Sulfur coordination engineering of molybdenum single-atom for dual-functional oxygen reduction/evolution catalysis

Oxygen reduction reaction (ORR) and oxygen evolution reaction (OER) catalysis are required in metal-air batteries and an efficient dual-functional single-atom catalyst (SAC) is still lacking. This is partly because of the limited synthesis strategies to modify the coordination environment of metal centers in SACs. Herein, we report a genetic strategy, transformation from thiometallate anions in the precursor to metal-sulfur bonding in carbon, producing hollow-sphere-structured Mo SAC with O/N/S co-coordination as an efficient ORR/OER dual-functional catalyst. The MoS42--doped polydopamine have O/S co-coordination for Mo, which converts into S/ O/N co-coordination in carbon during pyrolysis.
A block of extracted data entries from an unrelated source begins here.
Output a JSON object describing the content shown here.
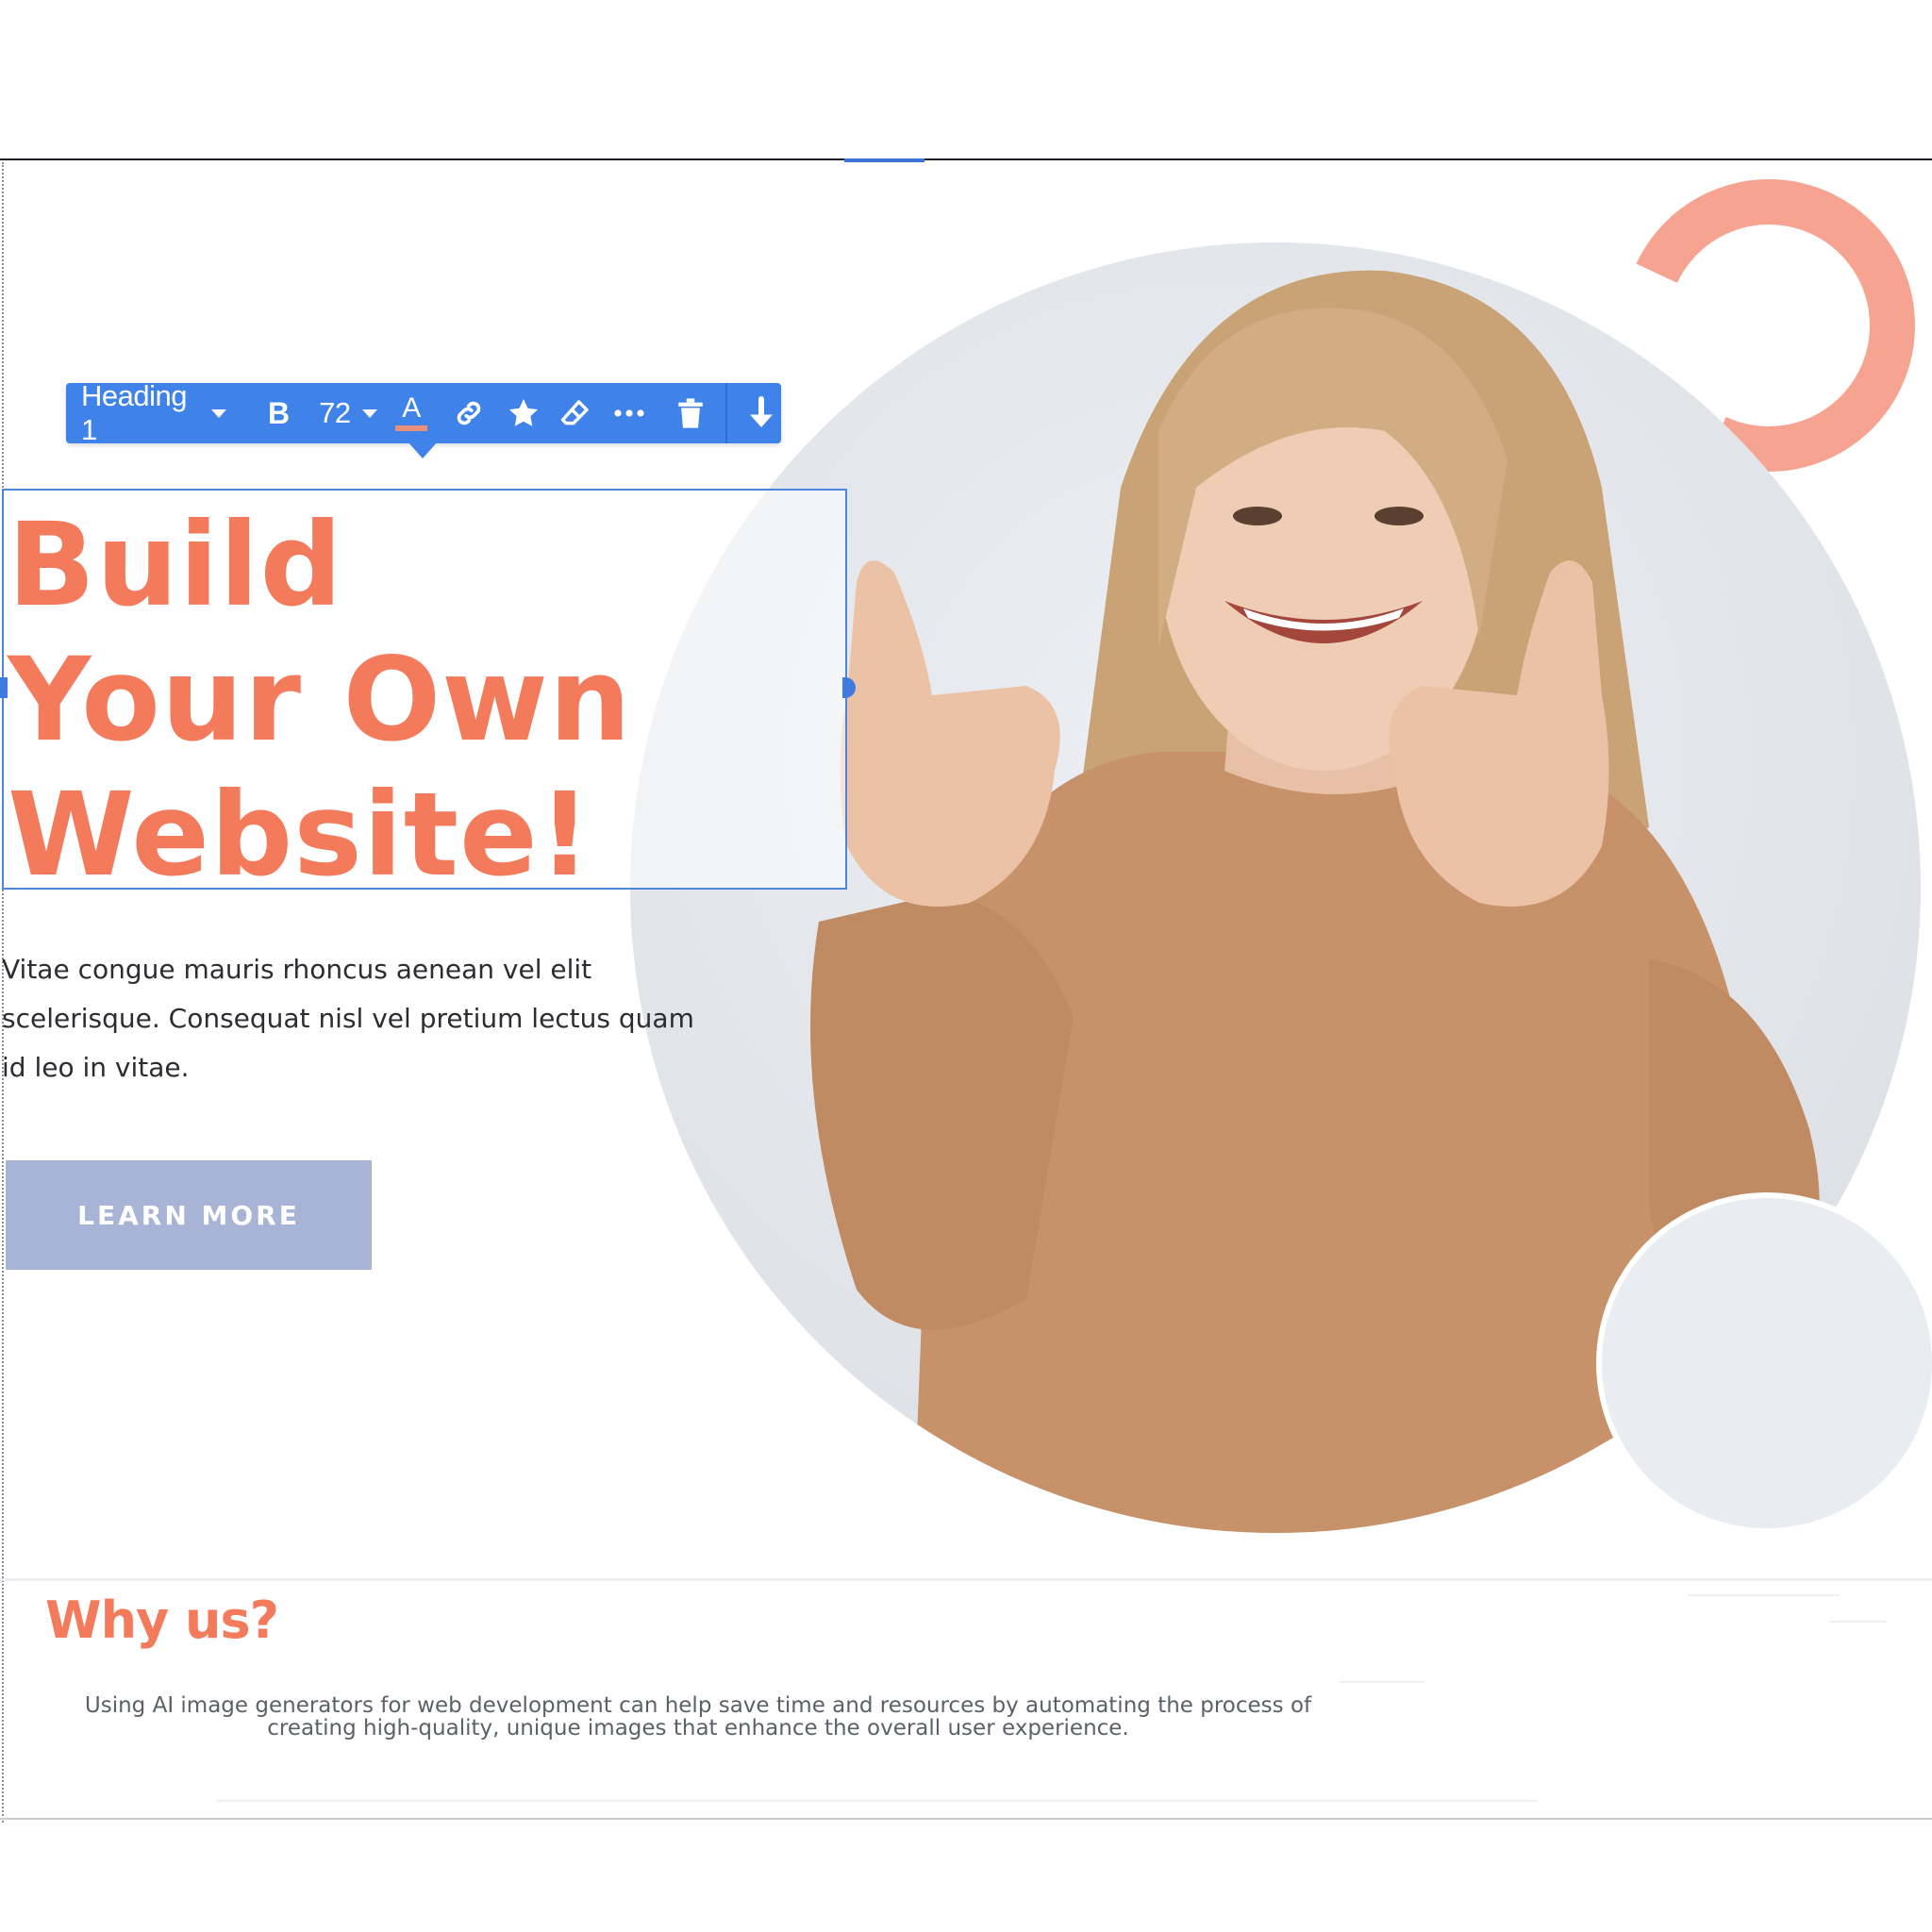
{
  "toolbar": {
    "style_label": "Heading 1",
    "bold_label": "B",
    "font_size": "72",
    "text_color_letter": "A",
    "icons": [
      "chevron-down-icon",
      "bold-icon",
      "chevron-down-icon",
      "text-color-icon",
      "link-icon",
      "star-icon",
      "eraser-icon",
      "more-icon",
      "trash-icon",
      "arrow-down-icon"
    ]
  },
  "hero": {
    "heading_lines": [
      "Build",
      "Your Own",
      "Website!"
    ],
    "paragraph": "Vitae congue mauris rhoncus aenean vel elit scelerisque. Consequat nisl vel pretium lectus quam id leo in vitae.",
    "button_label": "LEARN MORE"
  },
  "why": {
    "heading": "Why us?",
    "text": "Using AI image generators for web development can help save time and resources by automating the process of creating high-quality, unique images that enhance the overall user experience."
  },
  "colors": {
    "accent_coral": "#f47a5c",
    "toolbar_blue": "#3e82ea",
    "button_lavender": "#a7b4d6",
    "ring_salmon": "#f6a491",
    "text_color_swatch": "#e8907a"
  }
}
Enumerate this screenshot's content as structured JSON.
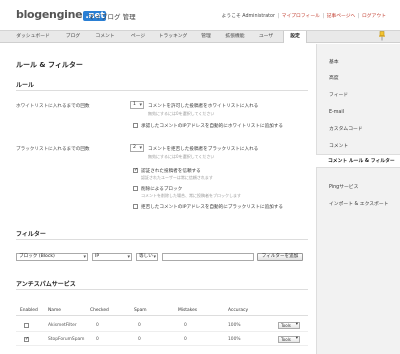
{
  "header": {
    "logo_main": "blogengine",
    "logo_suffix": ".net",
    "title": "マイブログ 管理",
    "welcome": "ようこそ Administrator",
    "links": [
      "マイプロフィール",
      "記事ページへ",
      "ログアウト"
    ]
  },
  "nav": {
    "items": [
      "ダッシュボード",
      "ブログ",
      "コメント",
      "ページ",
      "トラッキング",
      "管理",
      "拡張機能",
      "ユーザ",
      "設定"
    ],
    "active_index": 8
  },
  "main": {
    "page_title": "ルール & フィルター",
    "rules_heading": "ルール",
    "whitelist_label": "ホワイトリストに入れるまでの回数",
    "whitelist_count": "1",
    "whitelist_text": "コメントを許可した投稿者をホワイトリストに入れる",
    "whitelist_hint": "無効にするには0を選択してください",
    "auto_whitelist_text": "承認したコメントのIPアドレスを自動的にホワイトリストに追加する",
    "blacklist_label": "ブラックリストに入れるまでの回数",
    "blacklist_count": "2",
    "blacklist_text": "コメントを拒否した投稿者をブラックリストに入れる",
    "blacklist_hint": "無効にするには0を選択してください",
    "trust_text": "認証された投稿者を信頼する",
    "trust_hint": "認証されたユーザーは常に信頼されます",
    "block_text": "削除によるブロック",
    "block_hint": "コメントを削除した場合、常に投稿者をブロックします",
    "auto_blacklist_text": "拒否したコメントのIPアドレスを自動的にブラックリストに追加する",
    "filters_heading": "フィルター",
    "filter_action": "ブロック (Block)",
    "filter_field": "IP",
    "filter_op": "等しい",
    "add_filter_label": "フィルターを追加",
    "antispam_heading": "アンチスパムサービス",
    "columns": [
      "Enabled",
      "Name",
      "Checked",
      "Spam",
      "Mistakes",
      "Accuracy"
    ],
    "rows": [
      {
        "name": "AkismetFilter",
        "checked": "0",
        "spam": "0",
        "mistakes": "0",
        "accuracy": "100%",
        "tools": "Tools"
      },
      {
        "name": "StopForumSpam",
        "checked": "0",
        "spam": "0",
        "mistakes": "0",
        "accuracy": "100%",
        "tools": "Tools"
      }
    ]
  },
  "sidebar": {
    "items": [
      "基本",
      "高度",
      "フィード",
      "E-mail",
      "カスタムコード",
      "コメント",
      "コメント ルール & フィルター",
      "Pingサービス",
      "インポート & エクスポート"
    ],
    "active_index": 6
  }
}
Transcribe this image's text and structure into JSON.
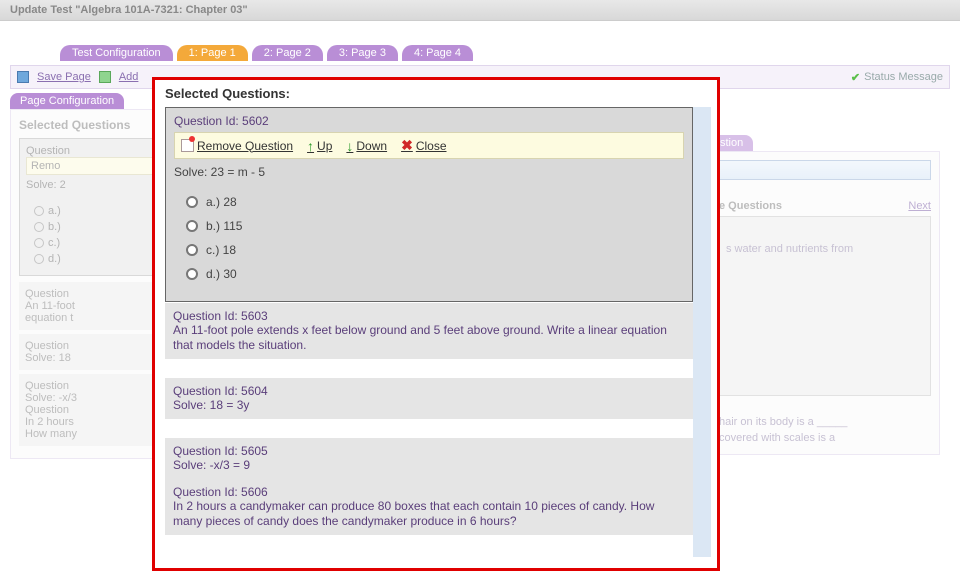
{
  "window_title": "Update Test \"Algebra 101A-7321: Chapter 03\"",
  "tabs": {
    "config": "Test Configuration",
    "pages": [
      "1: Page 1",
      "2: Page 2",
      "3: Page 3",
      "4: Page 4"
    ],
    "active_index": 0
  },
  "toolbar": {
    "save": "Save Page",
    "add": "Add",
    "status": "Status Message"
  },
  "left_section_tab": "Page Configuration",
  "selected_heading_bg": "Selected Questions",
  "bg_q1": {
    "header_action": "Remo",
    "prompt_fragment": "Solve: 2",
    "opts": [
      "a.)",
      "b.)",
      "c.)",
      "d.)"
    ]
  },
  "bg_q2": {
    "line1": "Question",
    "line2": "An 11-foot",
    "line3": "equation t"
  },
  "bg_q3": {
    "line1": "Question",
    "line2": "Solve: 18"
  },
  "bg_q4": {
    "line1": "Question",
    "line2": "Solve: -x/3",
    "line3": "Question",
    "line4": "In 2 hours",
    "line5": "How many"
  },
  "right": {
    "section_tab": "stion",
    "avail_heading": "e Questions",
    "next": "Next",
    "avail_text_fragment": "s water and nutrients from",
    "below1": "hair on its body is a _____",
    "below2": "covered with scales is a"
  },
  "modal": {
    "title": "Selected Questions:",
    "q1": {
      "id_label": "Question Id: 5602",
      "actions": {
        "remove": "Remove Question",
        "up": "Up",
        "down": "Down",
        "close": "Close"
      },
      "prompt": "Solve: 23 = m - 5",
      "options": [
        "a.) 28",
        "b.) 115",
        "c.) 18",
        "d.) 30"
      ]
    },
    "q2": {
      "id": "Question Id: 5603",
      "text": "An 11-foot pole extends x feet below ground and 5 feet above ground. Write a linear equation that models the situation."
    },
    "q3": {
      "id": "Question Id: 5604",
      "text": "Solve: 18 = 3y"
    },
    "q4": {
      "id": "Question Id: 5605",
      "text": "Solve: -x/3 = 9"
    },
    "q5": {
      "id": "Question Id: 5606",
      "text": "In 2 hours a candymaker can produce 80 boxes that each contain 10 pieces of candy. How many pieces of candy does the candymaker produce in 6 hours?"
    }
  }
}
We established that coordination engineering, specifically S coordination, could boost the ORR catalysis of Mo SAC. The low ORR half-wave potential (E-1/2) and small Tafel slope are among the best of Mo-based non-noble metal catalysts. The OER overpotential of 303 mV at 10 mA cm(-2) is significantly lower than that of commercial IrO2, and Pt/C. Assembled Zn-air batteries can work steadily for 90 h without significant voltage decay. Our strategy can be extended to the synthesis of other group-V and group-VI metal hollow SACs with an S coordination, such as W.

Automated summary

In this study, a genetic strategy was used to synthesize an efficient dual-functional catalyst, hollow-sphere-structured Mo SAC, for oxygen reduction reaction (ORR) and oxygen evolution reaction (OER). By modifying the coordination environment of the metal-sulfur bonding in the precursor, the researchers successfully enhanced the ORR catalysis of Mo SAC. The synthesized catalyst showed excellent performance in both ORR and OER, making it a promising candidate for metal-air batteries.